Published online Jun 16, 2025. doi: 10.12998/wjcc.v13.i17.101593
Revised: December 10, 2024
Accepted: January 23, 2025
Published online: June 16, 2025
Processing time: 151 Days and 4.9 Hours
Epithelioid angiosarcoma (EA) is an aggressive, malignant endothelial-cell tumor of vascular or lymphatic origin. EA often arises from deep soft tissues such as pleura, breast, bone and gastrointestinal tract. It usually affects patients aged 60-70 years and is associated with high recurrence and metastasis rates with surgical resection as the primary treatment of choice. Overall survivals are generally poor, ranging from 6 to 16 months. More than 50% of patients died of disease within 2 to 3 years of diagnosis.
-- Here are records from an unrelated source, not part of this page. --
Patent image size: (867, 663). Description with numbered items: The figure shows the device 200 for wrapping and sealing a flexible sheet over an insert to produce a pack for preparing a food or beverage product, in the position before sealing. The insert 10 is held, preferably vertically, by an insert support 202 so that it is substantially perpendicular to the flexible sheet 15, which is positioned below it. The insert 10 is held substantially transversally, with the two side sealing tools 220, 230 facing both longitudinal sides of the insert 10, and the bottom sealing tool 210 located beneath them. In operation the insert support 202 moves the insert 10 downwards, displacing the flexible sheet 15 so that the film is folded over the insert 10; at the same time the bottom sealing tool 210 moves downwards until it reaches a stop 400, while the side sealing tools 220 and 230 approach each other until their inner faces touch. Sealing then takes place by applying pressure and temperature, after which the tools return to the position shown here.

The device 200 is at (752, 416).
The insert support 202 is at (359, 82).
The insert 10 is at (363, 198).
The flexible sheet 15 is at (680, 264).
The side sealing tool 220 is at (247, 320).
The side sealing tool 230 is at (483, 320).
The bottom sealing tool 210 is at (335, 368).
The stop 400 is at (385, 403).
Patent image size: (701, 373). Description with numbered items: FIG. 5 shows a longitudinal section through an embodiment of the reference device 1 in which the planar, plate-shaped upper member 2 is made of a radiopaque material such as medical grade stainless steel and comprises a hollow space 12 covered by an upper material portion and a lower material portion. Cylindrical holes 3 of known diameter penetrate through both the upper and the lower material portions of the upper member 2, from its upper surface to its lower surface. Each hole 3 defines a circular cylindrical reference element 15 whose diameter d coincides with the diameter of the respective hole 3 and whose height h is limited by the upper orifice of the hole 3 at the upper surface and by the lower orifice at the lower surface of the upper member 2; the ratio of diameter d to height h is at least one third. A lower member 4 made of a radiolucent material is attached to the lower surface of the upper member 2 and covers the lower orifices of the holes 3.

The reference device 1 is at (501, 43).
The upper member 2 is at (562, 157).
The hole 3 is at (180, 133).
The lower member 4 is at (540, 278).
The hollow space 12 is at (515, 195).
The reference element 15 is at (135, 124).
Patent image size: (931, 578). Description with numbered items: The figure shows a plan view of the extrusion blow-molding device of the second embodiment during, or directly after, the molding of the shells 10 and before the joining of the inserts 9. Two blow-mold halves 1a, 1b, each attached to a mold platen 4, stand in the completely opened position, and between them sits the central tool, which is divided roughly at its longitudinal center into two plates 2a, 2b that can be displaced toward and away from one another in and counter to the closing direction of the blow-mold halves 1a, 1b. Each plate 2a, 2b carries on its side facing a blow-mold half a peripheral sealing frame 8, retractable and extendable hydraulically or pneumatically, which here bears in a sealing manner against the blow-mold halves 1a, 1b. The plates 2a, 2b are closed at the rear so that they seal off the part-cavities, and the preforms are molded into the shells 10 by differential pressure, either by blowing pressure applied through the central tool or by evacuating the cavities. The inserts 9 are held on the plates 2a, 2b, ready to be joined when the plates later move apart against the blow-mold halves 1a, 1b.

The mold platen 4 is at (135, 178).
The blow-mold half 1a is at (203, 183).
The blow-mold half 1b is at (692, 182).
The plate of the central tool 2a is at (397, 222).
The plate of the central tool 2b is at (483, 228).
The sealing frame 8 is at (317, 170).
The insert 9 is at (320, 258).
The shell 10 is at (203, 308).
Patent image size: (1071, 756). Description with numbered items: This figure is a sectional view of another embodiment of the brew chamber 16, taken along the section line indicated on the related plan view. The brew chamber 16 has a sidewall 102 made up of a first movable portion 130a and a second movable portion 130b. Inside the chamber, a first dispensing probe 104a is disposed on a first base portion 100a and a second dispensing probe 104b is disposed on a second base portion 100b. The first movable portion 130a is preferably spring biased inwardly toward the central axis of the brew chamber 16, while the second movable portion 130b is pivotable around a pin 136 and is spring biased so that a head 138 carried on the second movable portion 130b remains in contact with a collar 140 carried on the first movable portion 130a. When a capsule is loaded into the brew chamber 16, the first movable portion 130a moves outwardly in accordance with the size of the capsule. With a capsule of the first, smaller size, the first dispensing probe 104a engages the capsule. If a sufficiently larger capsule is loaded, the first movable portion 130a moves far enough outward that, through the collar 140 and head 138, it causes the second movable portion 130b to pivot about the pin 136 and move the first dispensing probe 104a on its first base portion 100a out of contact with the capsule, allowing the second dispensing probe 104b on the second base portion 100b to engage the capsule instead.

We present a rare case of EA of the cervical spine causing a C6 pathological fracture complicated by severe kyphosis. The patient received C4-7 posterior laminectomy and C2/3/4/7/T1 transpedicular screw fixation, followed by anterior C5-6 corpectomy with allograft bone fusion and cervical plate fixation. Postoperative radiotherapy was administered without delay. However, the patient died of rapidly progressive acute respiratory distress syndrome 3 weeks after the second surgery.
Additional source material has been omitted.